Map retrieval-augmented generation to SurrealDB using chunk storage, embeddings, hybrid search, filters, and operational concerns for RAG.

Retrieval-augmented generation (RAG) combines retrieval from your own data with generation from a language model. Instead of relying only on the model’s training data, you ground answers in chunks of text (and sometimes structured facts) that you control. SurrealDB is then used for storage and retrieval, allowing you to keep chunk text, metadata, access rules, and vector embeddings in one database and query them with SurrealQL.

What RAG changes

A plain LLM call answers from parametric memory only. RAG adds a knowledge plane to this, in which documents are split into chunks, each chunk gets an embedding from a model you choose, and at query time you retrieve the most relevant chunks before (or while) the LLM writes an answer.

Typical pipeline stages

Ingest: Load sources (files, web pages, tickets, database exports).
Chunk: Split text into segments with stable boundaries (headings, paragraphs, token limits) and optional overlap so ideas are not split awkwardly.
Embed: Call an embedding API or local model; store the resulting vector with each chunk. See Embedding pipelines and the embeddings integrations for options outside the database.
Index: Define vector indexes (for example HNSW) on embedding fields, and optionally full-text indexes on chunk text for lexical search.
Retrieve: For a user question, embed the query (or use the same model family as the corpus), run similarity search, optionally fuse with keyword results (see Hybrid search).
Generate: Pass the top chunks as context to the LLM, with instructions to cite or stay within that context.

Retrieval patterns

Dense retrieval: KNN over embeddings with vector::distance::knn() and the patterns in Similarity search. Good for paraphrases and conceptual match.
Hybrid retrieval: Combine dense scores with full-text search when exact product names, error codes, or legislation matter; use search::rrf() or related helpers as described under Hybrid search.

Re-ranking (a second model that scores the top k candidates) is often implemented in the application layer; SurrealDB supplies the candidate set efficiently.

Chunking, metadata, and citations

There is no single best chunk size: smaller chunks improve precision but lose surrounding context; larger chunks add context but dilute embeddings. Many teams store title, heading path, or summary fields to improve retrieval without inflating the embedded body.

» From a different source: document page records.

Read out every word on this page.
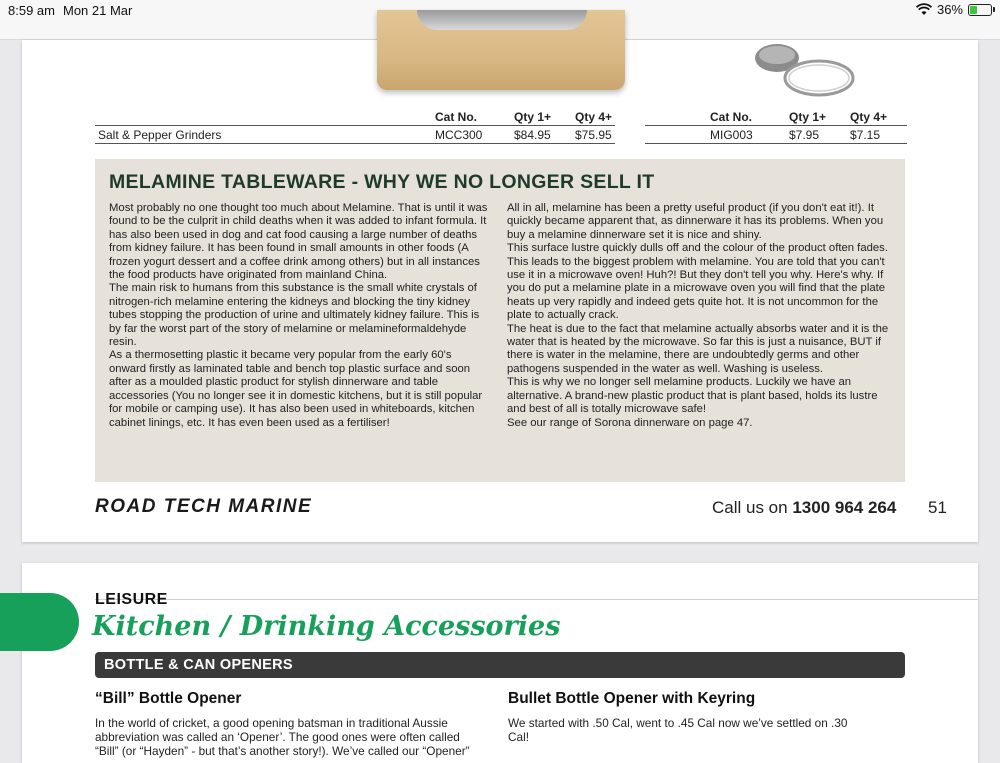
8:59 am Mon 21 Mar	36%
Cat No.	Qty 1+ Qty 4+
Salt & Pepper Grinders	MCC300	$84.95 $75.95
Cat No.	Qty 1+ Qty 4+
MIG003	$7.95	$7.15
MELAMINE TABLEWARE - WHY WE NO LONGER SELL IT

Most probably no one thought too much about Melamine. That is until it was found to be the culprit in child deaths when it was added to infant formula. It has also been used in dog and cat food causing a large number of deaths from kidney failure. It has been found in small amounts in other foods (A frozen yogurt dessert and a coffee drink among others) but in all instances the food products have originated from mainland China.

The main risk to humans from this substance is the small white crystals of nitrogen-rich melamine entering the kidneys and blocking the tiny kidney tubes stopping the production of urine and ultimately kidney failure. This is by far the worst part of the story of melamine or melamineformaldehyde resin.

As a thermosetting plastic it became very popular from the early 60's onward firstly as laminated table and bench top plastic surface and soon after as a moulded plastic product for stylish dinnerware and table accessories (You no longer see it in domestic kitchens, but it is still popular for mobile or camping use). It has also been used in whiteboards, kitchen cabinet linings, etc. It has even been used as a fertiliser!

All in all, melamine has been a pretty useful product (if you don't eat it!). It quickly became apparent that, as dinnerware it has its problems. When you buy a melamine dinnerware set it is nice and shiny.

This surface lustre quickly dulls off and the colour of the product often fades. This leads to the biggest problem with melamine. You are told that you can't use it in a microwave oven! Huh?! But they don't tell you why. Here's why. If you do put a melamine plate in a microwave oven you will find that the plate heats up very rapidly and indeed gets quite hot. It is not uncommon for the plate to actually crack.

The heat is due to the fact that melamine actually absorbs water and it is the water that is heated by the microwave. So far this is just a nuisance, BUT if there is water in the melamine, there are undoubtedly germs and other pathogens suspended in the water as well. Washing is useless.

This is why we no longer sell melamine products. Luckily we have an alternative. A brand-new plastic product that is plant based, holds its lustre and best of all is totally microwave safe!

See our range of Sorona dinnerware on page 47.

ROAD TECH MARINE	Call us on 1300 964 264 51
LEISURE
Kitchen / Drinking Accessories
BOTTLE & CAN OPENERS
“Bill” Bottle Opener	Bullet Bottle Opener with Keyring
In the world of cricket, a good opening batsman in traditional Aussie abbreviation was called an ‘Opener’. The good ones were often called “Bill” (or “Hayden” - but that’s another story!). We’ve called our “Opener”
We started with .50 Cal, went to .45 Cal now we’ve settled on .30 Cal!
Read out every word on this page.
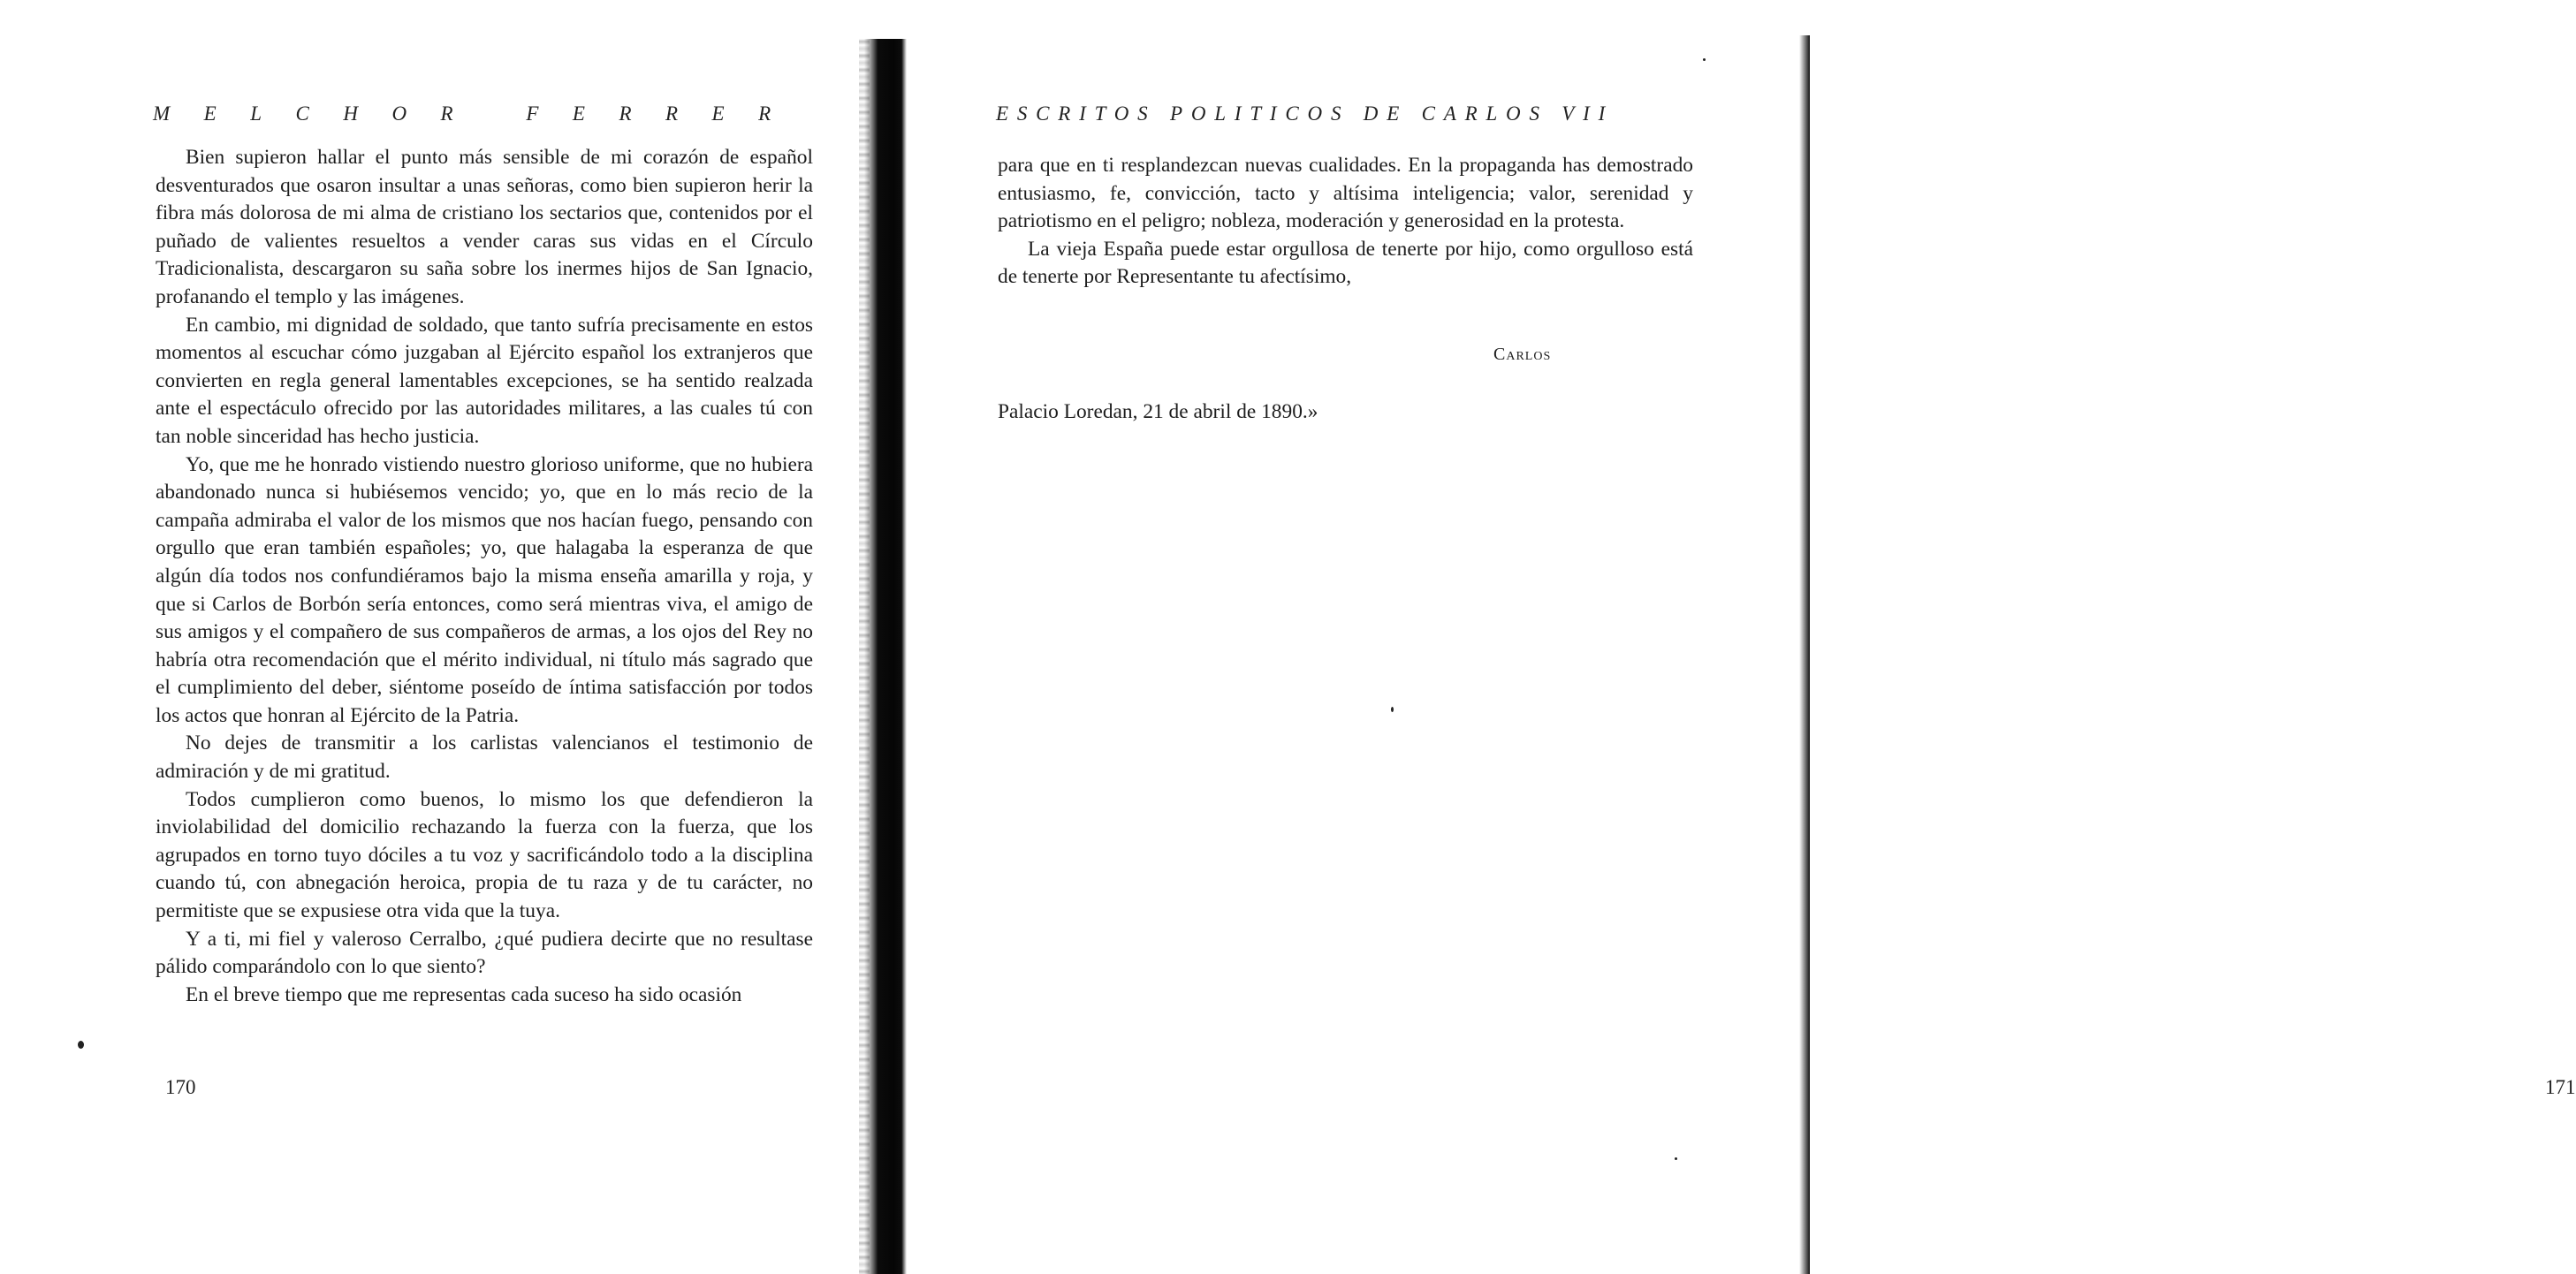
MELCHOR FERRER

Bien supieron hallar el punto más sensible de mi corazón de español desventurados que osaron insultar a unas señoras, como bien supieron herir la fibra más dolorosa de mi alma de cristiano los sectarios que, contenidos por el puñado de valientes resueltos a vender caras sus vidas en el Círculo Tradicionalista, descargaron su saña sobre los inermes hijos de San Ignacio, profanando el templo y las imágenes.

En cambio, mi dignidad de soldado, que tanto sufría precisamente en estos momentos al escuchar cómo juzgaban al Ejército español los extranjeros que convierten en regla general lamentables excepciones, se ha sentido realzada ante el espectáculo ofrecido por las autoridades militares, a las cuales tú con tan noble sinceridad has hecho justicia.

Yo, que me he honrado vistiendo nuestro glorioso uniforme, que no hubiera abandonado nunca si hubiésemos vencido; yo, que en lo más recio de la campaña admiraba el valor de los mismos que nos hacían fuego, pensando con orgullo que eran también españoles; yo, que halagaba la esperanza de que algún día todos nos confundiéramos bajo la misma enseña amarilla y roja, y que si Carlos de Borbón sería entonces, como será mientras viva, el amigo de sus amigos y el compañero de sus compañeros de armas, a los ojos del Rey no habría otra recomendación que el mérito individual, ni título más sagrado que el cumplimiento del deber, siéntome poseído de íntima satisfacción por todos los actos que honran al Ejército de la Patria.

No dejes de transmitir a los carlistas valencianos el testimonio de admiración y de mi gratitud.

Todos cumplieron como buenos, lo mismo los que defendieron la inviolabilidad del domicilio rechazando la fuerza con la fuerza, que los agrupados en torno tuyo dóciles a tu voz y sacrificándolo todo a la disciplina cuando tú, con abnegación heroica, propia de tu raza y de tu carácter, no permitiste que se expusiese otra vida que la tuya.

Y a ti, mi fiel y valeroso Cerralbo, ¿qué pudiera decirte que no resultase pálido comparándolo con lo que siento?

En el breve tiempo que me representas cada suceso ha sido ocasión

170
ESCRITOS POLITICOS DE CARLOS VII

para que en ti resplandezcan nuevas cualidades. En la propaganda has demostrado entusiasmo, fe, convicción, tacto y altísima inteligencia; valor, serenidad y patriotismo en el peligro; nobleza, moderación y generosidad en la protesta.

La vieja España puede estar orgullosa de tenerte por hijo, como orgulloso está de tenerte por Representante tu afectísimo,

171
Carlos
Palacio Loredan, 21 de abril de 1890.»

For citations, persist enough metadata to map a chunk back to a human-readable source (page, anchor, ticket id). The LLM should only “see” what you retrieved; clear provenance reduces hallucinated references.

Operations and quality

Embedding model changes usually require re-embedding the corpus or maintaining a version dimension; plan migrations before switching dimensions or distance metrics.
Staleness: when sources update, replace or invalidate affected chunks so answers do not quote obsolete text.
Evaluation: track retrieval hit rate, user thumbs-up/down, or offline benchmarks on labelled questions.